J'ai toujours été en vie avec mes contrastes, dès ma petite enfance, je courais avec les garçons après un ballon, mais avec mes jeans roses, ma couleur préferée. J'étais la princesse au coeur doux et au caractère bien forgé.
J'avais des amies, des copains pour jouer aux billes sur le tas de sable, je jouais, je travaillais en classe pour être la première, mais sans réussir à chaque fois. La volonté m'habitait pour devenir architecte, pas comme Numérobis d'Astérix, mais un grand comme ce monsieur géant Jean Nouvel, je l'admirais. Un jour même, je l'ai croisé et du haut de mes dix ans, je lui avais dit que je voulais être lui. Cet homme d'égo avait souri et m'avait encouragé à être moi, ou alors lui mais en version rose. J'avais grandi, changé de sport entre squash et badmindton, raccourci mes jean pour des jupettes, souri avec les garçons, tout en essayant de continuer mes études. Une vie avec de nouveaux paradoxes, j'avais épousé un bel ingénieur rencontré sur un chantier, j'étais devenu une des premières femmes conductrices de grue. Là-haut je l'aimais, je soulevais au centimètre près des masses de plusieurs tonnes. Frôlant les oiseaux, pour un travail bien terrestre, j'étais libre, dans ma petite cage, au-dessus d'eux.

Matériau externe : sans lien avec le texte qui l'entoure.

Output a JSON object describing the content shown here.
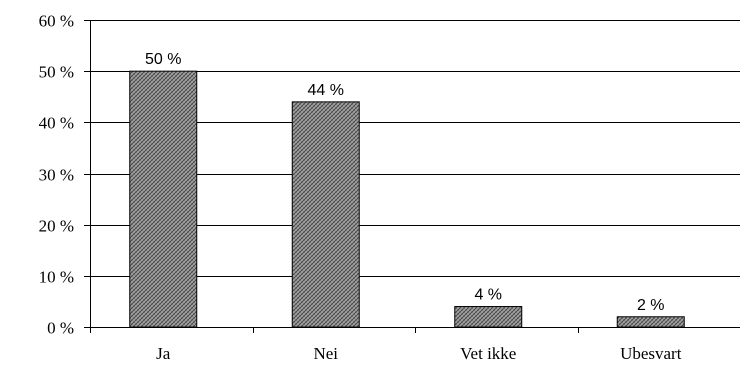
{
  "chart_data": {
    "type": "bar",
    "categories": [
      "Ja",
      "Nei",
      "Vet ikke",
      "Ubesvart"
    ],
    "values": [
      50,
      44,
      4,
      2
    ],
    "data_labels": [
      "50 %",
      "44 %",
      "4 %",
      "2 %"
    ],
    "title": "",
    "xlabel": "",
    "ylabel": "",
    "ylim": [
      0,
      60
    ],
    "y_ticks": [
      0,
      10,
      20,
      30,
      40,
      50,
      60
    ],
    "y_tick_labels": [
      "0 %",
      "10 %",
      "20 %",
      "30 %",
      "40 %",
      "50 %",
      "60 %"
    ],
    "grid": true,
    "legend": "none",
    "bar_fill": "#8c8c8c",
    "bar_pattern": "crosshatch"
  }
}
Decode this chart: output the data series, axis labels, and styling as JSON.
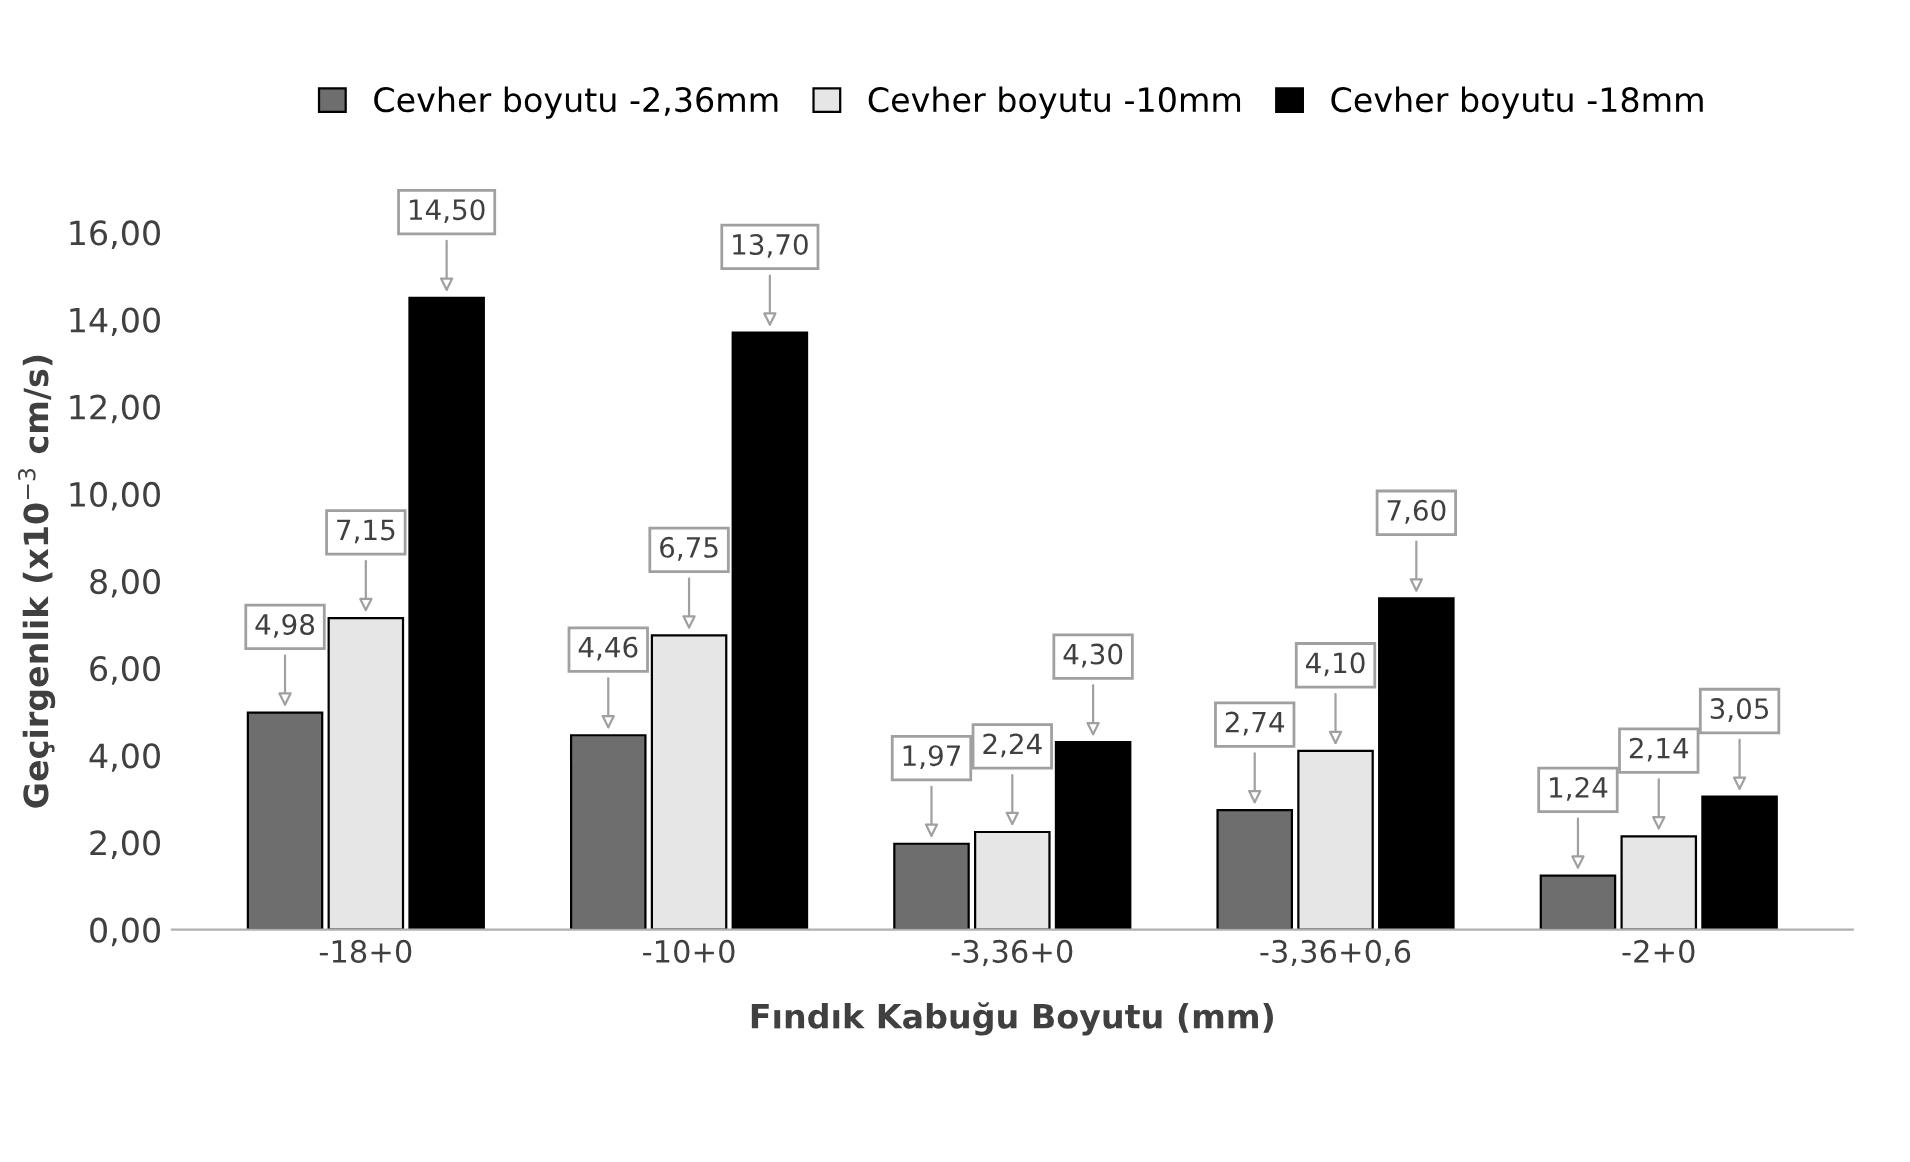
{
  "chart_data": {
    "type": "bar",
    "xlabel": "Fındık Kabuğu Boyutu (mm)",
    "ylabel": "Geçirgenlik (x10$^{−3}$ cm/s)",
    "categories": [
      "-18+0",
      "-10+0",
      "-3,36+0",
      "-3,36+0,6",
      "-2+0"
    ],
    "series": [
      {
        "name": "Cevher boyutu -2,36mm",
        "color": "#6e6e6e",
        "values": [
          4.98,
          4.46,
          1.97,
          2.74,
          1.24
        ],
        "value_labels": [
          "4,98",
          "4,46",
          "1,97",
          "2,74",
          "1,24"
        ]
      },
      {
        "name": "Cevher boyutu -10mm",
        "color": "#e6e6e6",
        "values": [
          7.15,
          6.75,
          2.24,
          4.1,
          2.14
        ],
        "value_labels": [
          "7,15",
          "6,75",
          "2,24",
          "4,10",
          "2,14"
        ]
      },
      {
        "name": "Cevher boyutu -18mm",
        "color": "#000000",
        "values": [
          14.5,
          13.7,
          4.3,
          7.6,
          3.05
        ],
        "value_labels": [
          "14,50",
          "13,70",
          "4,30",
          "7,60",
          "3,05"
        ]
      }
    ],
    "ylim": [
      0,
      16
    ],
    "yticks": [
      {
        "value": 0,
        "label": "0,00"
      },
      {
        "value": 2,
        "label": "2,00"
      },
      {
        "value": 4,
        "label": "4,00"
      },
      {
        "value": 6,
        "label": "6,00"
      },
      {
        "value": 8,
        "label": "8,00"
      },
      {
        "value": 10,
        "label": "10,00"
      },
      {
        "value": 12,
        "label": "12,00"
      },
      {
        "value": 14,
        "label": "14,00"
      },
      {
        "value": 16,
        "label": "16,00"
      }
    ],
    "grid": false,
    "legend": "top"
  }
}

Amoureuse !
Et puis un jour, j'avais fait un test sanguin, un doute, des infidélités connues de mon compagnon, et une maladie, j'étais écroulée intérieurement, seule soudainement, avec une séropositivité en moi. Violemment, je venais de ne plus maîtriser ma vie, mais maintenant un monstre hideux couvais en moi ses oeufs, attendait pour son attaque, et moi, la belle aux cheveux longs, aux sourires respectés, aux jambes fines, je passais devant eux, je montais une à une mes marches, vers mon paradis, mais aussi mon enfer. Car seule, là-haut, je ne pensais qu'à cela, uniquement à cela, juste cela, toute la journée, entre deux camions, entre deux livraisons de ciment. Je pleurais, seule. Je ne l'aimais plus, je ne m'aimais plus.
Ma vie de féminité autour de moi, avec ma tenue de travail qui cachait de jolis sous-pulls, de jolies lingeries, des détails si féminins au milieu de tous ces hommes. Elle venait de vaciller. Je ne pensais plus à ces belles images de mode des magazines, ma passion, mon espace de vie et de passion, mon blog personnel le soir, juste pour moi maintenant et mes amies internautes. Je glissais souvent dans un magasin avant pour sentir les tendances, croiser des vendeuses complices et parfois même des amies, une petite famille. J'étais seule avec un goût d'abandon de la part de mes proches. Une incompréhension que je comprenais certains jours et beaucoup moins durant des soirées de stress, de doutes, mais je ne le partageais pas, je souffrais seule, avec mon médecin parfois. Une femme à mon écoute. Une folle de mode comme moi, on rigolait.
Alors avec mon métier atypique, mon secret pesant en moi, mon goût de mode, de collants colorés dans mes bottes, je souriais depuis peu, en partageant avec une nouvelle famille, une association si accueillante, sans ma vraie famille, celle de mon sang, étrangement.
J'avais ce miroir, celui qui me renvoyait mon image heureuse, libre et emprisonnée par mon propre corps, son intérieur qui déciderait de moi, je me soignais, je luttais en silence, je vivais. J'avais repris un chemin, une voie de reflets et de flous anonymes, un non standard, celui qui devait être le mien, entre le ciel de mes journées, les boutiques de mes soirées avec ma compagne, mon amie médecin, une amitié devenue sentiment palpitant, juste près de moi. Juste derrière moi, dans mon image, dans le canapé, en robe noire, en talons fins, elle resplendissait.
Chaque jour je montais au ciel, mais je savais m'arrêter en route, pour travailler, pour savourer mes contrastes, encore un bout d'une autre vie. Le paradis ne m'accueillerait pas tout de suite.